Hackers launched a denial-of-service (DoS) attack on a well-known wallet Electrum server, according to Johnwick.io. Hackers used botnets of more than 140,000 computers to attack Electrum nodes and simultaneously deployed malicious nodes. When a user connects to these malicious nodes and sends a transaction using an older version of Electrum, the user is prompted to update the Backdoor Client. If the user installs the client as prompted, the private key is stolen and all digital assets are lost. Millions of dollars of digital currency have been stolen, according to Electrum officials. De-dimensional Security Labs recommends that users of electrum wallets be updated to the latest version of the client through the official website and never use the link in the prompt message.

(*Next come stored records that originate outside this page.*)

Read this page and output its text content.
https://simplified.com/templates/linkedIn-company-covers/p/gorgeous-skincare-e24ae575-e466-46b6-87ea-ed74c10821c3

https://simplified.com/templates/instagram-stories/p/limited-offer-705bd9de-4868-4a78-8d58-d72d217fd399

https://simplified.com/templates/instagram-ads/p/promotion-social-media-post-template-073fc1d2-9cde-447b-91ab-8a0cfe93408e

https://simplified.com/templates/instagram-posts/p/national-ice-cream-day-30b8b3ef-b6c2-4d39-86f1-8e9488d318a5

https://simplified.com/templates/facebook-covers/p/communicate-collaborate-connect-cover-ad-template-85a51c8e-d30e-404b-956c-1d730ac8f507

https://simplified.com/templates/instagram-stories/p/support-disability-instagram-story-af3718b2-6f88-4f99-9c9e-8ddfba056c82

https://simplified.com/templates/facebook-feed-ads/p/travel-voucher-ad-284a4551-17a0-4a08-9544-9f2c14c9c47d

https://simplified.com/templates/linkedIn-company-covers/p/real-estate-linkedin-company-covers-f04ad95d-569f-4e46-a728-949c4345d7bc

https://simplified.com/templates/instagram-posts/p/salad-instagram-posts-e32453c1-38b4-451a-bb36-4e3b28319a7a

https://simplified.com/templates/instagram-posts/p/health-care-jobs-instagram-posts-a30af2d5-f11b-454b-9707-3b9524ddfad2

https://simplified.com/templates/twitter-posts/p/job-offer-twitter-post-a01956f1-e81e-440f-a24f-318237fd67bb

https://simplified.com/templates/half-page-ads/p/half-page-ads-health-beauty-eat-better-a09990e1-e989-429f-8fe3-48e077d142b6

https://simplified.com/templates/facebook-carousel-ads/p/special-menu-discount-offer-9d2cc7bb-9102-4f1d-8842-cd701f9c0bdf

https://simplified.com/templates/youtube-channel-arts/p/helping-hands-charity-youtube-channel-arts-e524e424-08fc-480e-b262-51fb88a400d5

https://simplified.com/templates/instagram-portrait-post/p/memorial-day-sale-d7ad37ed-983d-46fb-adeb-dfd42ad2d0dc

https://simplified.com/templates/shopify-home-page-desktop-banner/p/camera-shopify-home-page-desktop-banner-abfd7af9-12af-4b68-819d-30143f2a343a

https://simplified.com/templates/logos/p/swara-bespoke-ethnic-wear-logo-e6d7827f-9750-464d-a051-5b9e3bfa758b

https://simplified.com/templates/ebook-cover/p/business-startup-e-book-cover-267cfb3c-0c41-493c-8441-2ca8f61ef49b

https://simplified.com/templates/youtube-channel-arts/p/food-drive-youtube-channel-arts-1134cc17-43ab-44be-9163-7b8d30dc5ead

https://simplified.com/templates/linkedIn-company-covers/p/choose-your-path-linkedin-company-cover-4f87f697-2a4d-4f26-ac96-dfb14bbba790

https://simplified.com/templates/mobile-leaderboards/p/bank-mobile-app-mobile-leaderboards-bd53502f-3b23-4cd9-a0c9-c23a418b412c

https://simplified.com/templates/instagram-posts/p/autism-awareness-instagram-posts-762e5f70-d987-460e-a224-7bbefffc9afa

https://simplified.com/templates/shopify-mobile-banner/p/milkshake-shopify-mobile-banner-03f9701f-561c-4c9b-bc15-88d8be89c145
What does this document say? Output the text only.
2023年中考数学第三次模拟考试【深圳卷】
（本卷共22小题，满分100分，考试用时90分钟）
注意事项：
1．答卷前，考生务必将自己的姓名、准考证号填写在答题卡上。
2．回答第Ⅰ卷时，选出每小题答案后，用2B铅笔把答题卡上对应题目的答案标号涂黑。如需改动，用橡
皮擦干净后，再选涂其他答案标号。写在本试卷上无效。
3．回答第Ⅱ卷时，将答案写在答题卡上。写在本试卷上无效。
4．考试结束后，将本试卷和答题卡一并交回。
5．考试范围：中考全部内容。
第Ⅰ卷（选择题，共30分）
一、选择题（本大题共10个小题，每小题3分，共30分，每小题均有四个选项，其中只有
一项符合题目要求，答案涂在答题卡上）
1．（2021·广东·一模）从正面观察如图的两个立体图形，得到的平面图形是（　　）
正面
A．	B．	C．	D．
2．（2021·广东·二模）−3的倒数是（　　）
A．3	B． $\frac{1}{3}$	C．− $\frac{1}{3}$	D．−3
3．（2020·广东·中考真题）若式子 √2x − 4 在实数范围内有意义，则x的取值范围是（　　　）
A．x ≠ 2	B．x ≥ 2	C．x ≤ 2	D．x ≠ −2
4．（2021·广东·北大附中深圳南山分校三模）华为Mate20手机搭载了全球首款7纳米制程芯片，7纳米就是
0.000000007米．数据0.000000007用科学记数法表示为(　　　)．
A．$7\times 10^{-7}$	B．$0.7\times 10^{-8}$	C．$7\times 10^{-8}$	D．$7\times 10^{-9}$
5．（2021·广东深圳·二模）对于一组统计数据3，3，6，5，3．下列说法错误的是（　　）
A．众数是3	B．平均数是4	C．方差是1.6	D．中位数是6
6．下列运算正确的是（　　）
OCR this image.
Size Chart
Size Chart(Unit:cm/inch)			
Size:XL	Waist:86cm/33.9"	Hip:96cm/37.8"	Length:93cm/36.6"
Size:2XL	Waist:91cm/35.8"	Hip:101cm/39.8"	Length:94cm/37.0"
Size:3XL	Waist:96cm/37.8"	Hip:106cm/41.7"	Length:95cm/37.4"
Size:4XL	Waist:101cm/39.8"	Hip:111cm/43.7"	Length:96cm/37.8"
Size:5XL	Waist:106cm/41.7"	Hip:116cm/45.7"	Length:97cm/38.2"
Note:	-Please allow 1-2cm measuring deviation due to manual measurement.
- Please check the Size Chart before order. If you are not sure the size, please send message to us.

Electrum is a world-renowned Bitcoin light wallet with a long history of multi-signature support and a very broad user base, many of which like to use Electrum as a cold wallet or multi-signature wallet for Bitcoin or even USDT (Omni). Based on this usage scenario, Electrum is used less frequently on the user's computer. The current version of Electrum is 3.3.8, and previous versions of 3.3.4 are known to have a message flaw that allows an attacker to send update prompts through a malicious ElectrumX server. This update prompt is very confusing for the user, and if you follow the prompt to download the so-called new version of Electrum, you may be tricked. According to user feedback, because of this attack, stolen bitcoins are in the four digits or more. This captured currency theft attack is not stealing the private key (electrum's private key is generally stored with two-factor encryption), but replaces the transfer destination address when the user initiates the transfer. In this slow fog remind users, transfer, need to pay special attention to whether the destination address is replaced, which is a very popular recent way to steal money. It is also recommended that users use hardware wallets such as Ledger, and if you pair it with Electrum, although the private key does not have any security issues, you should also be alert to the replacement of the destination address.